We suggest that the subtypes of BD disorders should use Arabic numerals 1 and 2 instead of Roman ordinal numbers I (first) and II (second) to correspond with spoken language and in accord with the shift of DSM editions to Arabic numerals. Future revisions of DSM should include codes for BD-2 indicating the type of current or last episode, illness severity, and remission state as are now provided for BD-1 as does the ICD-11 (codes 6A61.x) which includes also the presence of psychotic symptoms during the depressive polarity in BD-2 (ICD-112022). Differences in morbidity and psychometric scores may indicate that BD-2 patients differ from BD-1, not as a less severe manifestation of a single disorder, but as a distinct syndrome supported by many demographic, descriptive, assessment, and treatment differences (Tables 1, 2, 3, 4, 5) (Karanti et al. 2020), as well as by new findings from a large genome-wide association study finding a higher genetic correlation of BD-1 with schizophrenia, but a stronger relationship of BD-2 to MDD (Mullins et al. 2021).

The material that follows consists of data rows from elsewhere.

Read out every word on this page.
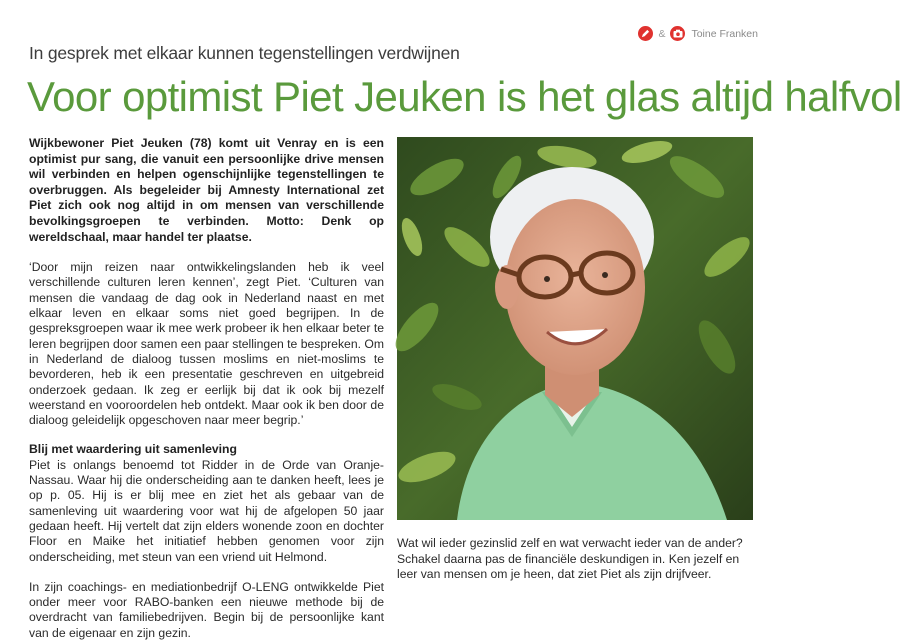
& Toine Franken
In gesprek met elkaar kunnen tegenstellingen verdwijnen
Voor optimist Piet Jeuken is het glas altijd halfvol

Wijkbewoner Piet Jeuken (78) komt uit Venray en is een optimist pur sang, die vanuit een persoonlijke drive mensen wil verbinden en helpen ogenschijnlijke tegenstellingen te overbruggen. Als begeleider bij Amnesty International zet Piet zich ook nog altijd in om mensen van verschillende bevolkingsgroepen te verbinden. Motto: Denk op wereldschaal, maar handel ter plaatse.

‘Door mijn reizen naar ontwikkelingslanden heb ik veel verschillende culturen leren kennen’, zegt Piet. ‘Culturen van mensen die vandaag de dag ook in Nederland naast en met elkaar leven en elkaar soms niet goed begrijpen. In de gespreksgroepen waar ik mee werk probeer ik hen elkaar beter te leren begrijpen door samen een paar stellingen te bespreken. Om in Nederland de dialoog tussen moslims en niet-moslims te bevorderen, heb ik een presentatie geschreven en uitgebreid onderzoek gedaan. Ik zeg er eerlijk bij dat ik ook bij mezelf weerstand en vooroordelen heb ontdekt. Maar ook ik ben door de dialoog geleidelijk opgeschoven naar meer begrip.’

Blij met waardering uit samenleving

Piet is onlangs benoemd tot Ridder in de Orde van Oranje-Nassau. Waar hij die onderscheiding aan te danken heeft, lees je op p. 05. Hij is er blij mee en ziet het als gebaar van de samenleving uit waardering voor wat hij de afgelopen 50 jaar gedaan heeft. Hij vertelt dat zijn elders wonende zoon en dochter Floor en Maike het initiatief hebben genomen voor zijn onderscheiding, met steun van een vriend uit Helmond.

In zijn coachings- en mediationbedrijf O-LENG ontwikkelde Piet onder meer voor RABO-banken een nieuwe methode bij de overdracht van familiebedrijven. Begin bij de persoonlijke kant van de eigenaar en zijn gezin.

Wat wil ieder gezinslid zelf en wat verwacht ieder van de ander? Schakel daarna pas de financiële deskundigen in. Ken jezelf en leer van mensen om je heen, dat ziet Piet als zijn drijfveer.
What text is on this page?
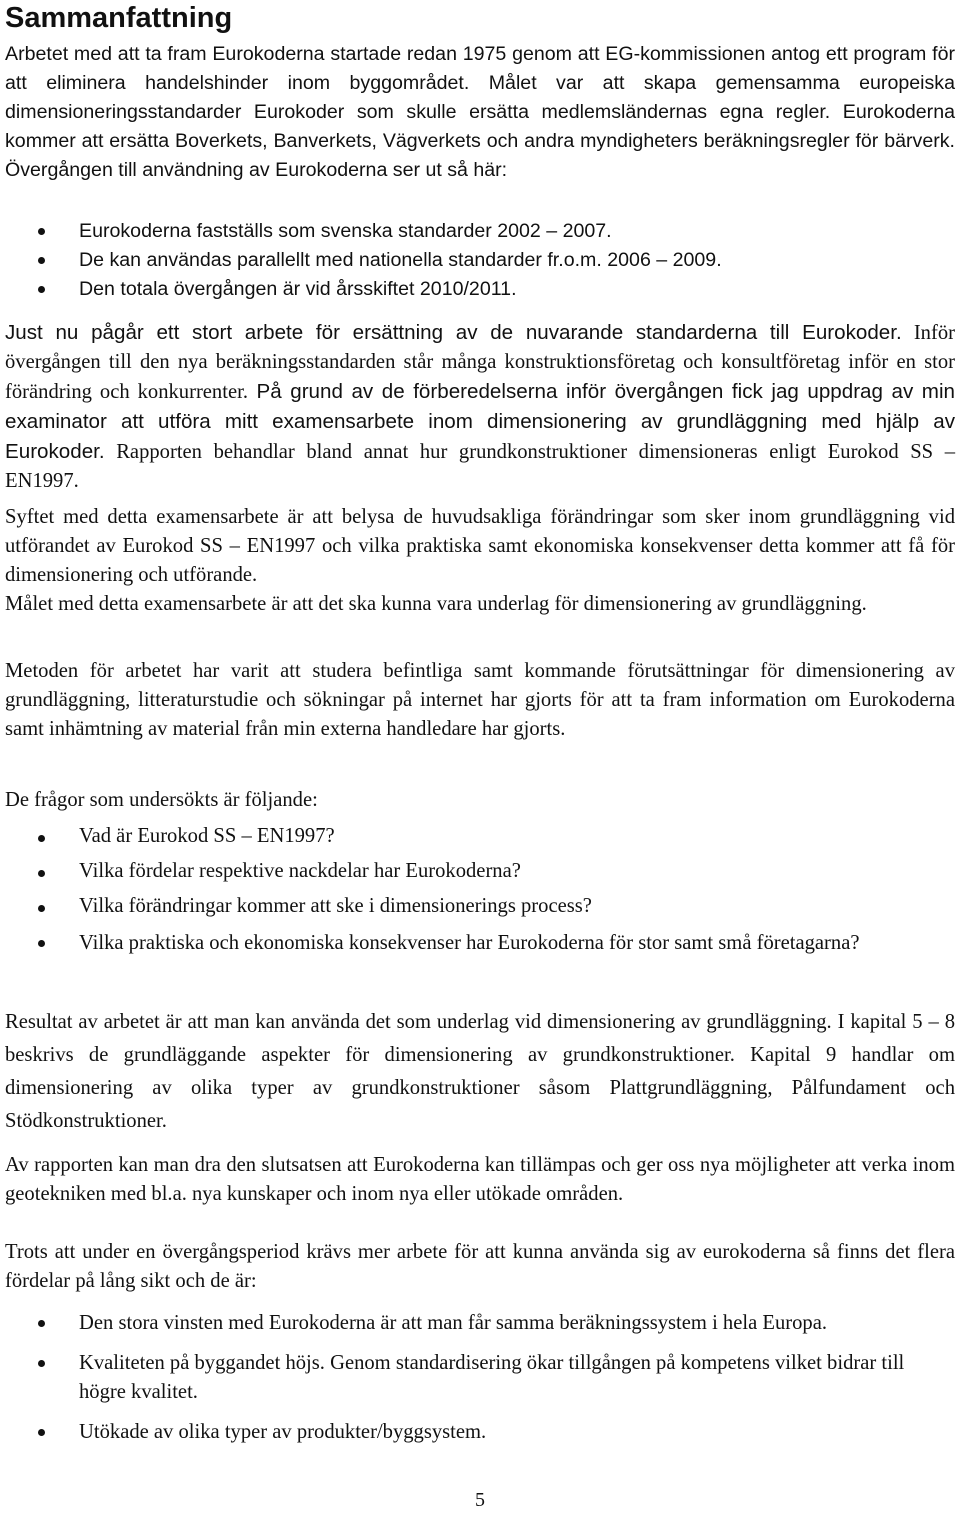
Sammanfattning

Arbetet med att ta fram Eurokoderna startade redan 1975 genom att EG-kommissionen antog ett program för att eliminera handelshinder inom byggområdet. Målet var att skapa gemensamma europeiska dimensioneringsstandarder Eurokoder som skulle ersätta medlemsländernas egna regler. Eurokoderna kommer att ersätta Boverkets, Banverkets, Vägverkets och andra myndigheters beräkningsregler för bärverk. Övergången till användning av Eurokoderna ser ut så här:

Eurokoderna fastställs som svenska standarder 2002 – 2007.
De kan användas parallellt med nationella standarder fr.o.m. 2006 – 2009.
Den totala övergången är vid årsskiftet 2010/2011.

Just nu pågår ett stort arbete för ersättning av de nuvarande standarderna till Eurokoder. Inför övergången till den nya beräkningsstandarden står många konstruktionsföretag och konsultföretag inför en stor förändring och konkurrenter. På grund av de förberedelserna inför övergången fick jag uppdrag av min examinator att utföra mitt examensarbete inom dimensionering av grundläggning med hjälp av Eurokoder. Rapporten behandlar bland annat hur grundkonstruktioner dimensioneras enligt Eurokod SS – EN1997.

Syftet med detta examensarbete är att belysa de huvudsakliga förändringar som sker inom grundläggning vid utförandet av Eurokod SS – EN1997 och vilka praktiska samt ekonomiska konsekvenser detta kommer att få för dimensionering och utförande.

Målet med detta examensarbete är att det ska kunna vara underlag för dimensionering av grundläggning.

Metoden för arbetet har varit att studera befintliga samt kommande förutsättningar för dimensionering av grundläggning, litteraturstudie och sökningar på internet har gjorts för att ta fram information om Eurokoderna samt inhämtning av material från min externa handledare har gjorts.

De frågor som undersökts är följande:

Vad är Eurokod SS – EN1997?
Vilka fördelar respektive nackdelar har Eurokoderna?
Vilka förändringar kommer att ske i dimensionerings process?
Vilka praktiska och ekonomiska konsekvenser har Eurokoderna för stor samt små företagarna?

Resultat av arbetet är att man kan använda det som underlag vid dimensionering av grundläggning. I kapital 5 – 8 beskrivs de grundläggande aspekter för dimensionering av grundkonstruktioner. Kapital 9 handlar om dimensionering av olika typer av grundkonstruktioner såsom Plattgrundläggning, Pålfundament och Stödkonstruktioner.

Av rapporten kan man dra den slutsatsen att Eurokoderna kan tillämpas och ger oss nya möjligheter att verka inom geotekniken med bl.a. nya kunskaper och inom nya eller utökade områden.

Trots att under en övergångsperiod krävs mer arbete för att kunna använda sig av eurokoderna så finns det flera fördelar på lång sikt och de är:

Den stora vinsten med Eurokoderna är att man får samma beräkningssystem i hela Europa.
Kvaliteten på byggandet höjs. Genom standardisering ökar tillgången på kompetens vilket bidrar till högre kvalitet.
Utökade av olika typer av produkter/byggsystem.
5
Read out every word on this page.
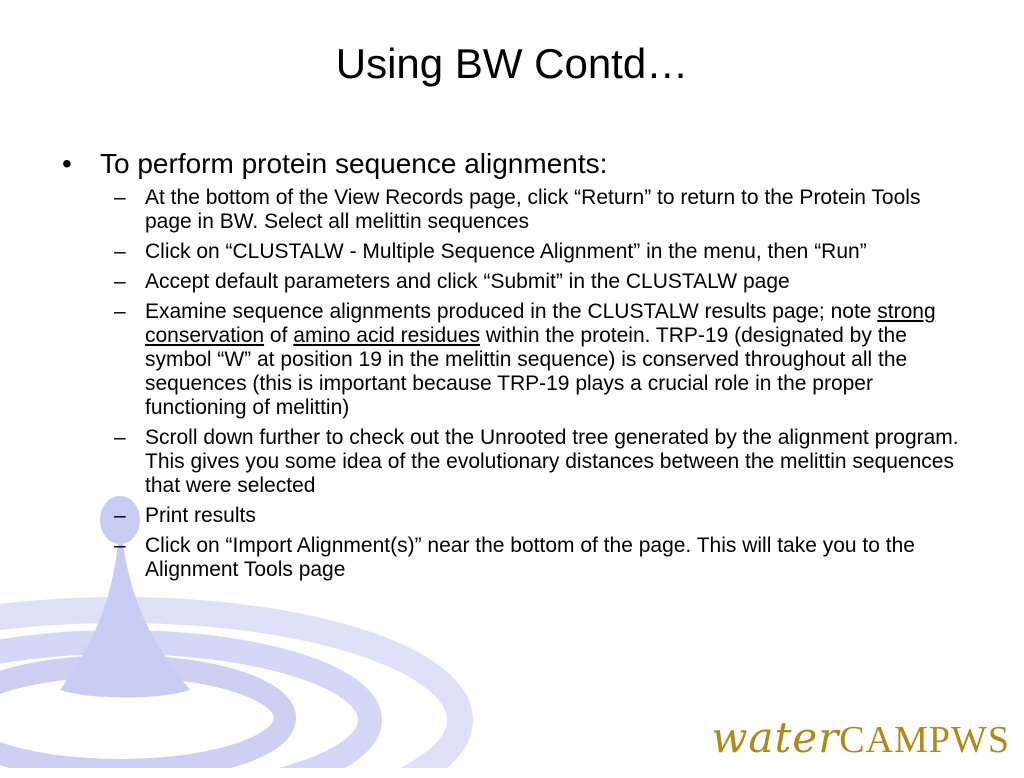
Using BW Contd…
• To perform protein sequence alignments:
– At the bottom of the View Records page, click “Return” to return to the Protein Tools page in BW. Select all melittin sequences
– Click on “CLUSTALW - Multiple Sequence Alignment” in the menu, then “Run”
– Accept default parameters and click “Submit” in the CLUSTALW page
– Examine sequence alignments produced in the CLUSTALW results page; note strong conservation of amino acid residues within the protein. TRP-19 (designated by the symbol “W” at position 19 in the melittin sequence) is conserved throughout all the sequences (this is important because TRP-19 plays a crucial role in the proper functioning of melittin)
– Scroll down further to check out the Unrooted tree generated by the alignment program. This gives you some idea of the evolutionary distances between the melittin sequences that were selected
– Print results
– Click on “Import Alignment(s)” near the bottom of the page. This will take you to the Alignment Tools page
waterCAMPWS
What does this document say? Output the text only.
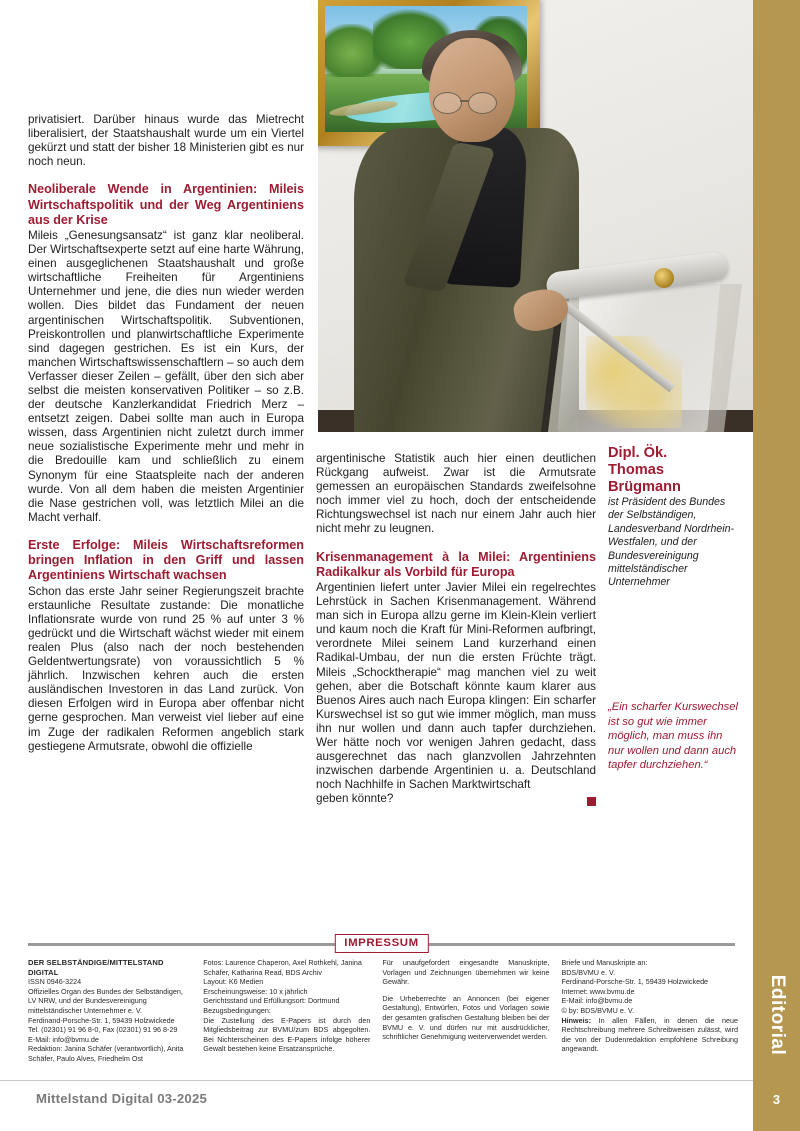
privatisiert. Darüber hinaus wurde das Mietrecht liberalisiert, der Staatshaushalt wurde um ein Viertel gekürzt und statt der bisher 18 Ministerien gibt es nur noch neun.

Neoliberale Wende in Argentinien: Mileis Wirtschaftspolitik und der Weg Argentiniens aus der Krise

Mileis „Genesungsansatz“ ist ganz klar neoliberal. Der Wirtschaftsexperte setzt auf eine harte Währung, einen ausgeglichenen Staatshaushalt und große wirtschaftliche Freiheiten für Argentiniens Unternehmer und jene, die dies nun wieder werden wollen. Dies bildet das Fundament der neuen argentinischen Wirtschaftspolitik. Subventionen, Preiskontrollen und planwirtschaftliche Experimente sind dagegen gestrichen. Es ist ein Kurs, der manchen Wirtschaftswissenschaftlern – so auch dem Verfasser dieser Zeilen – gefällt, über den sich aber selbst die meisten konservativen Politiker – so z.B. der deutsche Kanzlerkandidat Friedrich Merz – entsetzt zeigen. Dabei sollte man auch in Europa wissen, dass Argentinien nicht zuletzt durch immer neue sozialistische Experimente mehr und mehr in die Bredouille kam und schließlich zu einem Synonym für eine Staatspleite nach der anderen wurde. Von all dem haben die meisten Argentinier die Nase gestrichen voll, was letztlich Milei an die Macht verhalf.

Erste Erfolge: Mileis Wirtschaftsreformen bringen Inflation in den Griff und lassen Argentiniens Wirtschaft wachsen

Schon das erste Jahr seiner Regierungszeit brachte erstaunliche Resultate zustande: Die monatliche Inflationsrate wurde von rund 25 % auf unter 3 % gedrückt und die Wirtschaft wächst wieder mit einem realen Plus (also nach der noch bestehenden Geldentwertungsrate) von voraussichtlich 5 % jährlich. Inzwischen kehren auch die ersten ausländischen Investoren in das Land zurück. Von diesen Erfolgen wird in Europa aber offenbar nicht gerne gesprochen. Man verweist viel lieber auf eine im Zuge der radikalen Reformen angeblich stark gestiegene Armutsrate, obwohl die offizielle

argentinische Statistik auch hier einen deutlichen Rückgang aufweist. Zwar ist die Armutsrate gemessen an europäischen Standards zweifelsohne noch immer viel zu hoch, doch der entscheidende Richtungswechsel ist nach nur einem Jahr auch hier nicht mehr zu leugnen.

Krisenmanagement à la Milei: Argentiniens Radikalkur als Vorbild für Europa

Argentinien liefert unter Javier Milei ein regelrechtes Lehrstück in Sachen Krisenmanagement. Während man sich in Europa allzu gerne im Klein-Klein verliert und kaum noch die Kraft für Mini-Reformen aufbringt, verordnete Milei seinem Land kurzerhand einen Radikal-Umbau, der nun die ersten Früchte trägt. Mileis „Schocktherapie“ mag manchen viel zu weit gehen, aber die Botschaft könnte kaum klarer aus Buenos Aires auch nach Europa klingen: Ein scharfer Kurswechsel ist so gut wie immer möglich, man muss ihn nur wollen und dann auch tapfer durchziehen. Wer hätte noch vor wenigen Jahren gedacht, dass ausgerechnet das nach glanzvollen Jahrzehnten inzwischen darbende Argentinien u. a. Deutschland noch Nachhilfe in Sachen Marktwirtschaft

geben könnte?

Dipl. Ök.

Thomas Brügmann

ist Präsident des Bundes der Selbständigen, Landesverband Nordrhein-Westfalen, und der Bundesvereinigung mittelständischer Unternehmer

„Ein scharfer Kurswechsel ist so gut wie immer möglich, man muss ihn nur wollen und dann auch tapfer durchziehen.“
IMPRESSUM

DER SELBSTÄNDIGE/MITTELSTAND DIGITAL

ISSN 0946-3224

Offizielles Organ des Bundes der Selbständigen, LV NRW, und der Bundesvereinigung mittelständischer Unternehmer e. V.

Ferdinand-Porsche-Str. 1, 59439 Holzwickede

Tel. (02301) 91 96 8-0, Fax (02301) 91 96 8-29

E-Mail: info@bvmu.de

Redaktion: Janina Schäfer (verantwortlich), Anita Schäfer, Paulo Alves, Friedhelm Ost

Fotos: Laurence Chaperon, Axel Rothkehl, Janina Schäfer, Katharina Read, BDS Archiv

Layout: K6 Medien

Erscheinungsweise: 10 x jährlich

Gerichtsstand und Erfüllungsort: Dortmund

Bezugsbedingungen:

Die Zustellung des E-Papers ist durch den Mitgliedsbeitrag zur BVMU/zum BDS abgegolten. Bei Nichterscheinen des E-Papers infolge höherer Gewalt bestehen keine Ersatzansprüche.

Für unaufgefordert eingesandte Manuskripte, Vorlagen und Zeichnungen übernehmen wir keine Gewähr.

Die Urheberrechte an Annoncen (bei eigener Gestaltung), Entwürfen, Fotos und Vorlagen sowie der gesamten grafischen Gestaltung bleiben bei der BVMU e. V. und dürfen nur mit ausdrücklicher, schriftlicher Genehmigung weiterverwendet werden.

Briefe und Manuskripte an:

BDS/BVMU e. V.

Ferdinand-Porsche-Str. 1, 59439 Holzwickede

Internet: www.bvmu.de

E-Mail: info@bvmu.de

© by: BDS/BVMU e. V.

Hinweis: In allen Fällen, in denen die neue Rechtschreibung mehrere Schreibweisen zulässt, wird die von der Dudenredaktion empfohlene Schreibung angewandt.

Mittelstand Digital 03-2025
Editorial
3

We agree that a dimensional model of BD (Malhi et al. 2020; Gitlin and Malhi 2020) reflects more closely the variability of a complex illness, as was recognized early by Klerman (1981), but use of a categorical model is more immediate for epidemiological and genomic studies, routine clinical use, scientific communication, and helpful for systematic classifications.

Limitations

Some differences found between cases of BD-2 and BD-1 reflect accepted definitions of the syndromes, and lack of mania or psychosis with BD-2 virtually assures higher functioning. Retrospectively ascertained differences are subject to recall biases, but are likely to arise similarly with both syndromes. However, as in all studies including BD-2 patients and despite efforts to identify retrospective hypomanic episodes, some mild hypomanias may have passed undetected, among patients eventually diagnosed with MDD. Treatments were assigned clinically and may represent standard local practice patterns.

Conclusions

BD-2 cases were characterized by more prominent and longer depressions with some hypomania and mixed-features but not mania and rarely psychosis. They also had higher socioeconomic and functional status but also high levels of long-term morbidity and suicidal risk. Accordingly, BD-2 is dissimilar to, but not necessarily less severe than BD-1. The several prominent dissimilarities between BD-1 and BD-2 support the hypothesis that they represent distinct syndromes in need of individualized treatments.